United Summit Center accused of improperly restraining mentally challenged woman

By John O'Brien | Oct 24, 2013

CLARKSBURG – An assisted living facility is being accused of improperly restraining a mentally impaired woman and breaking a bone in her hand.

On Feb. 13, Brendan Donnellan, as legal guardian for Andria Donnellan, filed a lawsuit against United Summit Center in Harrison County Circuit Court. The lawsuit, which was recently removed to federal court, alleges USC did not implement a behavioral plan that prohibited the use of such a restraining maneuver.

The complaint says Andria is an incompetent adult and was receiving services in Brendan’s residence in Lewis County and on the USC premises in Clarksburg.

“On (Jan. 24, 2011), USC employees improperly restrained Andria using a physical maneuver that was prohibited by the behavioral plan which was supposed to be implemented in order to deal with such issues as aggression and restraint,” the complaint says.

“The behavioral plan had been approved by Andria’s Multidisciplinary Team, but had not been properly implemented by USC.

“In improperly restraining Andria, USC employees broke the metacarpal bone on Andria’s left hand.

“Had USC implemented and followed Andria’s behavioral plan, the maneuver used by USC personnel to control and subdue Andria – resulting in the broken hand – would not have been used and Andria would not have been injured.”

The original complaint makes a claim of negligence. It was filed by Morgantown attorney David Grunau.

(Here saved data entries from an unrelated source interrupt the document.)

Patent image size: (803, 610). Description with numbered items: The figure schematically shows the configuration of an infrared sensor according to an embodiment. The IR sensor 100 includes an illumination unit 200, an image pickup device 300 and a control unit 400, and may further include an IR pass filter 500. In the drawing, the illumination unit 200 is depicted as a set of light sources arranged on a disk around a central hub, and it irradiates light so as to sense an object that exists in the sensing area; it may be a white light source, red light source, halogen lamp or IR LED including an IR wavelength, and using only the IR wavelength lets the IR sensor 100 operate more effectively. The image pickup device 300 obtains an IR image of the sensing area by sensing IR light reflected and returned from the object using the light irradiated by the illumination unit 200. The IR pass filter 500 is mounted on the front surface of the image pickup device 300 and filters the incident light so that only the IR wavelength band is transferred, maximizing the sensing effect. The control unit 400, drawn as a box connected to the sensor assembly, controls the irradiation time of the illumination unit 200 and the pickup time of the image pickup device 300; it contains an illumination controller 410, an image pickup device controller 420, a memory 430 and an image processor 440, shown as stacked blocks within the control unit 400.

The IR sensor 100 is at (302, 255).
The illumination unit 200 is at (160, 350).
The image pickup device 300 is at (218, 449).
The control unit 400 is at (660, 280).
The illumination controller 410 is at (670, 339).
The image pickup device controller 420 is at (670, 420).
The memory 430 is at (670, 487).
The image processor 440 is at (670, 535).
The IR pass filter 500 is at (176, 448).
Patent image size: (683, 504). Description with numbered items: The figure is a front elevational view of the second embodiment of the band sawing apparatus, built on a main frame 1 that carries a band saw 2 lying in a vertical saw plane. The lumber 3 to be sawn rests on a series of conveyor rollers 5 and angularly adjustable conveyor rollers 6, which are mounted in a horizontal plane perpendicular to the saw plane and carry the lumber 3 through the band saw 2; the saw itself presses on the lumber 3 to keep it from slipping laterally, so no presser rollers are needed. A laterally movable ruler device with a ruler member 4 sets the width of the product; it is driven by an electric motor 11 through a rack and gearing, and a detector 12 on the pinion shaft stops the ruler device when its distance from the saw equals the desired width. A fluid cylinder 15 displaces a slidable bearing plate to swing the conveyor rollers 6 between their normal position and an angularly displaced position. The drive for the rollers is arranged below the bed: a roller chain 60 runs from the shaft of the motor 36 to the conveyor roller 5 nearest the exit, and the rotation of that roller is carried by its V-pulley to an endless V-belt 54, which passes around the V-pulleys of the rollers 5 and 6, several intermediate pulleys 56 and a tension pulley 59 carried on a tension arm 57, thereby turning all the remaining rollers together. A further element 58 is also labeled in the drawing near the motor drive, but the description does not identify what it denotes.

On Oct. 1, the plaintiff filed an amended complaint to include charges of battery and civil rights violations.

On Oct. 11, the suit was removed to U.S. District Court for the Northern District of West Virginia at Clarksburg because the civil rights claim is one of federal law.

On Oct. 15, USC filed a motion to dismiss the lawsuit. It says the plaintiff’s attorney did not comply with pre-suit notice requirements of the Medical Professional Liability Act.

The memorandum in support of the motion says USC is a health care facility as defined by the state’s MPLA, which includes any “behavioral health care facility or comprehensive community mental health/mental retardation center.”

Thus, the negligence and battery claims should be dismissed because the plaintiff did not filed a notice of claim or certificate of merit at least 30 days before filing the complaint, as is required by the MPLA.

“Even if the allegations in the Complaint and Amended Complaint have been crafted in an attempt to avoid the application of the MPLA, the allegations, in effect, amount to torts committed by a health care provider within the context of rendering health care and, therefore, fall within the provisions of the MPLA,” the memorandum says.

The civil rights claim should be dismissed as it has not been alleged with sufficient specificity, the memorandum argues.

“Although the allegations state Andria’s ‘civil rights’ were violated, there is no indication as to what part of the statute provides those rights, what those rights were, what obligation the statute imposes on the States, and how that obligation related to USC,” the memorandum says.

USC is represented by Dana M. Bowers and Christine S. Vaglienti of West Virginia United Health System.